Once the sugar rush from Halloween candy is over, it’s holiday time, again.
Holidays can be hard as an ADHD mom for a few reasons:
1) I PLAN AHEAD WITH GOOD INTENTION, NOT GOOD FORESIGHT.
2) I sometimes (read ALWAYS) over schedule. This leads to family members who are over-stimulated with no breaks to just “be.”
3) I don’t plan enough giving to those less fortunate. In past years it’s been about giving to our own personal circle of family and friends. This creates what to buy, budget and wrapping drama. I want to pare it down and concentrate on those in need.
4) I don’t prioritize what I WANT TO FEEL during the holiday season. I’ll explain this towards the end of the post.
To combat my weaknesses, we’re doing things a bit differently this year. Maybe you’ll like the ideas here. If not, you’ll get some “holiday don’ts.”
I hope my list encourages you to think differently about what’s most important for your family this holiday season.
1. Thanksgiving Vacation
Thanksgiving Dinner is out. Literally, we’re going away for the week of Thanksgiving! Our best friends in the world moved to Texas this past summer. We were bummed but excited for them. Before they left we made a pact to see them for Thanksgiving and it’s happening! We’ll be gone for the entire week. Plans include lounging at their pool, checking out Sea World on Thanksgiving Day and visiting Austin for a night with 2 couples and all 5 of our children. We’re traveling from Monday to Monday to avoid airport drama. I need to pay my substitute teacher in David Yurman bracelets for agreeing to take my job.
THE TEXAS LONG-HORN. I couldn’t resist.
And, am I sad about no big turkey dinner with extended family? Nope. I’m not a great cook and I don’t love turkey. I may miss making my pumpkin flan, maybe. . . But traveling takes a lot of pressure and guilt (real or imagined) off of us. Thanksgiving is now a vacation instead of work. And having my children be with friends they enjoy matters, too. This is the first year we’ll spend Thanksgiving with other children, not just beloved parents and aunts and uncles.

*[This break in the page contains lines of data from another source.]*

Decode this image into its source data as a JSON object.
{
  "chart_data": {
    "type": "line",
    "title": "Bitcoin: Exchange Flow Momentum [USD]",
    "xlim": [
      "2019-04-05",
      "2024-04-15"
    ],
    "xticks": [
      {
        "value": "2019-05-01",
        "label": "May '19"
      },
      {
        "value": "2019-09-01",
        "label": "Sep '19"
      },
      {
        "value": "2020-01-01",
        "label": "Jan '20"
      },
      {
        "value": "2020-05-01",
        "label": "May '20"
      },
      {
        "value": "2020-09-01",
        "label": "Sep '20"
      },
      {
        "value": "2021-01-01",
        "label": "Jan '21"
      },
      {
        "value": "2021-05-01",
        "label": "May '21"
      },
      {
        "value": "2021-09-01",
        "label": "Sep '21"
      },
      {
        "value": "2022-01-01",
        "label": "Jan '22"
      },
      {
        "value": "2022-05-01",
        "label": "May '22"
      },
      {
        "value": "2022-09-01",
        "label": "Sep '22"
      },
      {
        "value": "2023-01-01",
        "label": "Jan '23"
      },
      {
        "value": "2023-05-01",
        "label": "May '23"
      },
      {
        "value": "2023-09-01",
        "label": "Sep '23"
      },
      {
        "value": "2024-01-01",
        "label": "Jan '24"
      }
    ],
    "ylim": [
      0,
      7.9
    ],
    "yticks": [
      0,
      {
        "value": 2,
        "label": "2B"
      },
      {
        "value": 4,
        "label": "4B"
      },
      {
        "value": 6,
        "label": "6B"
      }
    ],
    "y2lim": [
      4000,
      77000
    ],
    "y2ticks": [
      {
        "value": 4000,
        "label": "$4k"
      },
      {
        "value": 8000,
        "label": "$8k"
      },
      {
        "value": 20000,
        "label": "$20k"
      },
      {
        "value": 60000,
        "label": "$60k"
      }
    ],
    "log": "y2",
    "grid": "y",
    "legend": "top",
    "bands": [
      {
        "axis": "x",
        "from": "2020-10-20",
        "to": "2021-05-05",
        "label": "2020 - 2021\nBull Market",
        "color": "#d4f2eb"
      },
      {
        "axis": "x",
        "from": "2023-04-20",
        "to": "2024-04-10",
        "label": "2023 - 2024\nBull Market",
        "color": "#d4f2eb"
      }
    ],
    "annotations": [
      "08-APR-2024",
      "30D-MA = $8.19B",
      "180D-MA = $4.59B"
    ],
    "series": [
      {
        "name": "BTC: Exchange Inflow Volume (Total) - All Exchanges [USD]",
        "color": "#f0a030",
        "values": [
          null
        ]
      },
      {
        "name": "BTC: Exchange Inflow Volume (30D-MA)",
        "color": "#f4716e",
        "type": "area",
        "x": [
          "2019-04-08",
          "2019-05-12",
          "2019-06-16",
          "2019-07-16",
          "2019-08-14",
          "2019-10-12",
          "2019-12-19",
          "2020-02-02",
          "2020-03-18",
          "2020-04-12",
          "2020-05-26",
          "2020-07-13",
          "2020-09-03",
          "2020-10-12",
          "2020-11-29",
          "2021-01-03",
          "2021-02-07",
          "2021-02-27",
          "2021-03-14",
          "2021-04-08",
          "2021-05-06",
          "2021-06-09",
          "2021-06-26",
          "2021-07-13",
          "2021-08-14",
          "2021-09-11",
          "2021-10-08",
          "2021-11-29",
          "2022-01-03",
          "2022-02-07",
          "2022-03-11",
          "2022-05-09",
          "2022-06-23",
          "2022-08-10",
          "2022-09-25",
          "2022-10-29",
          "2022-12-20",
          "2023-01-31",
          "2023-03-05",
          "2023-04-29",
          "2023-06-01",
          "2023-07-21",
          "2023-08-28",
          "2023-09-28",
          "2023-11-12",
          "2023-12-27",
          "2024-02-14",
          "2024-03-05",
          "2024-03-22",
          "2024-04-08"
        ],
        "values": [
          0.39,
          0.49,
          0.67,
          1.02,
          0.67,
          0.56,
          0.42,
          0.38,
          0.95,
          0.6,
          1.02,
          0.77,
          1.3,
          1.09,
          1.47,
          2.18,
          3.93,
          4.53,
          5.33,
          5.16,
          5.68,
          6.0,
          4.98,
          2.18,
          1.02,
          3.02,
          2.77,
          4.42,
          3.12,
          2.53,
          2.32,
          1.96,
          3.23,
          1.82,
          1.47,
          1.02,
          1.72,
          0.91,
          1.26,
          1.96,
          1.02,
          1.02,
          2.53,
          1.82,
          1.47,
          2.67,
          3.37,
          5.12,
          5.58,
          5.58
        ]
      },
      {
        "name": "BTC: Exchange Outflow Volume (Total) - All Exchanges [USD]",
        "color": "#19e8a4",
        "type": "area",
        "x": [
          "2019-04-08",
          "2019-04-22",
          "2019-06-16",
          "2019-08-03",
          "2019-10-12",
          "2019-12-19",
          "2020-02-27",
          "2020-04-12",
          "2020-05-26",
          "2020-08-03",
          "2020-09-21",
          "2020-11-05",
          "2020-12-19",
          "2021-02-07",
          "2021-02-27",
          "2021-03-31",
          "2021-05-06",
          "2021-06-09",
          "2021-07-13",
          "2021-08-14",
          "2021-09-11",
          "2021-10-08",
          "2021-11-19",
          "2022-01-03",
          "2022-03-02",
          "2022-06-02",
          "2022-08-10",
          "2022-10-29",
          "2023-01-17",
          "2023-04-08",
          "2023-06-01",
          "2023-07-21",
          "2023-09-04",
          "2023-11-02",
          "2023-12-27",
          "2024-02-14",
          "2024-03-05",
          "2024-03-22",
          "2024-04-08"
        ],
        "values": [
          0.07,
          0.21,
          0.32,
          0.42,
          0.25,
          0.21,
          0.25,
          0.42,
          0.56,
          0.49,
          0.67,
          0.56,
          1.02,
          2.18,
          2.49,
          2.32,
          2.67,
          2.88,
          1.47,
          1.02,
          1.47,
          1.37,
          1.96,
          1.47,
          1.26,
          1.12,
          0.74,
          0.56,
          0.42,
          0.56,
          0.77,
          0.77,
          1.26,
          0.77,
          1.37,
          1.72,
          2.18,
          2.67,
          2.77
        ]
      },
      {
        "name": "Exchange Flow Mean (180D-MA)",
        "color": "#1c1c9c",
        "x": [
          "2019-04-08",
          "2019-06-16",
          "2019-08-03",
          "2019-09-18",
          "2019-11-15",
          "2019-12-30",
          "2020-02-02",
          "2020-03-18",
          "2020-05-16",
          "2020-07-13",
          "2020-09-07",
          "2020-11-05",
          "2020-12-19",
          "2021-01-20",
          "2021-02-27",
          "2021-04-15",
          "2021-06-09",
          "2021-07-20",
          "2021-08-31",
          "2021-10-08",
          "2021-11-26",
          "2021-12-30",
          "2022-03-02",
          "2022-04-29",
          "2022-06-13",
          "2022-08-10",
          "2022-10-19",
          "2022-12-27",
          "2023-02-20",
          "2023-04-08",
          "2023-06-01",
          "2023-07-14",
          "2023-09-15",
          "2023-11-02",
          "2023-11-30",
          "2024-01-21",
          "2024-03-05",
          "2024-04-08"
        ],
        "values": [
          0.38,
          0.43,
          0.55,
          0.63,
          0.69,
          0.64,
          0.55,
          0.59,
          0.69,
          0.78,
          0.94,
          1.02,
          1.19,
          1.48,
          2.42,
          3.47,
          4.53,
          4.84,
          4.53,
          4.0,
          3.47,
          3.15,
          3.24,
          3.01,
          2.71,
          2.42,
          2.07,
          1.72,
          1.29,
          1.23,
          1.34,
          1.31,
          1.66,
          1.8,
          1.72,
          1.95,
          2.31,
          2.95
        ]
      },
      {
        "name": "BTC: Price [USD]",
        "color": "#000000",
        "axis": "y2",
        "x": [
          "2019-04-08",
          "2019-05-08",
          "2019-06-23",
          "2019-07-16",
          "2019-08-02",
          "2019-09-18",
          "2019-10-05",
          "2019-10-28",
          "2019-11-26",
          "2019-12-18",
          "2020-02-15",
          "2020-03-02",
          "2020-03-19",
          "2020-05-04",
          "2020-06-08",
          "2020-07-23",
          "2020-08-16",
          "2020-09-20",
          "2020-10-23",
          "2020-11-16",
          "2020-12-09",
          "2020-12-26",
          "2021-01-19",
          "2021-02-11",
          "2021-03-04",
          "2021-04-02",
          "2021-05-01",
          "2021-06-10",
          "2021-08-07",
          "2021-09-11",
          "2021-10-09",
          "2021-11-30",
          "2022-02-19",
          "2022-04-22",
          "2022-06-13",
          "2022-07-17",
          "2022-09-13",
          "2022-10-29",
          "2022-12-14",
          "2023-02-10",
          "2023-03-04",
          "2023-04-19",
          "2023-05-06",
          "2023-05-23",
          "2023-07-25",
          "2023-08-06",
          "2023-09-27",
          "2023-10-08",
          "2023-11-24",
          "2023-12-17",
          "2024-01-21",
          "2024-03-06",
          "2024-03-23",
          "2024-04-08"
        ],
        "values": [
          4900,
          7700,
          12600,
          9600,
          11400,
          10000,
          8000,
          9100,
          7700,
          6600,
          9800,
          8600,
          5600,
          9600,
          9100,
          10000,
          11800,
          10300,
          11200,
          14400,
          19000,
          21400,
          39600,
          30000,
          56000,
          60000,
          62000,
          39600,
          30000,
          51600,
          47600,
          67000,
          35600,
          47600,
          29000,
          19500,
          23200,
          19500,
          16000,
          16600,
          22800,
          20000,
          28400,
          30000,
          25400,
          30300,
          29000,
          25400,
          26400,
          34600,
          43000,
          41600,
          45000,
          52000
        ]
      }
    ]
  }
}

2. December’s Family Calendar
I have a monthly calendar meeting with myself the first week of each month to prepare for the following one. I synthesize school calendars, 3 jobs worth of work calendars, sports, social stuff and extended family invites into one dry-erase orchestra on my fridge. I have a post about it here.
For December’s family calendar I schedule one holiday event per week (no more than 4 for the month) and one takes place over winter vacation. I use Washington Parent Magazine, to check out new events for families in our area. Just google kids events plus your city’s name to plan fun holiday outings. There are two local light shows we always attend. They’re guaranteed to bring holiday cheer. One is with our neighbors. The other is with my in-laws. We pick 2 more and that’s IT!
3. Less is More
December’s gift-giving motto: less is more. Our children get three gifts each. There is a total of nine presents under the tree. I haven’t decided if I’ll have my younger two believe in Santa, or not. My older one knows the truth, now. There is another post about Santa (or Hannukah Harry) forthcoming. It was always my favorite and most magical time of the year as a child. The Santa stuff is complicated for me.
4. No TV for Winter Break.
Wow, that is scary to write. I’m not a TV watcher but my husband and son are avid viewers. It helps them calm down and de-stress. I’m hoping we can replace it with winter stay-cation events around D.C. Also, I’d like to host some friends and volunteer over the break. I need to see how we operate without Amazon Prime and Netflix. Dora and my daughter are on a first-name basis. I know, in my heart, we need this break. Even if it breaks me.
My followers are holding me accountable for this list! I’ll let you know how the holidays go in January. If all else fails–I’m taking a 20-second hug from anyone who’s willing to give it! I wish for peace and calm to all ADHD parents and families during the holidays.
For the entire holiday season, I want to feel warmth, calm, the closeness of family, friends, and LOVE. For us, that means simplifying decorations, gifts, how many events we host and attend, and how much money we spend over the holidays. To give you a mental picture: imagine Nicolas Cage in “Family Man.” Not the wealthy businessman, but the middle-class father who married the love of his life.
If you’re doing something different this year, let me know in the comments. Is it difficult to re-think traditions? Or can you create new ones by combining them with what you’ve always loved?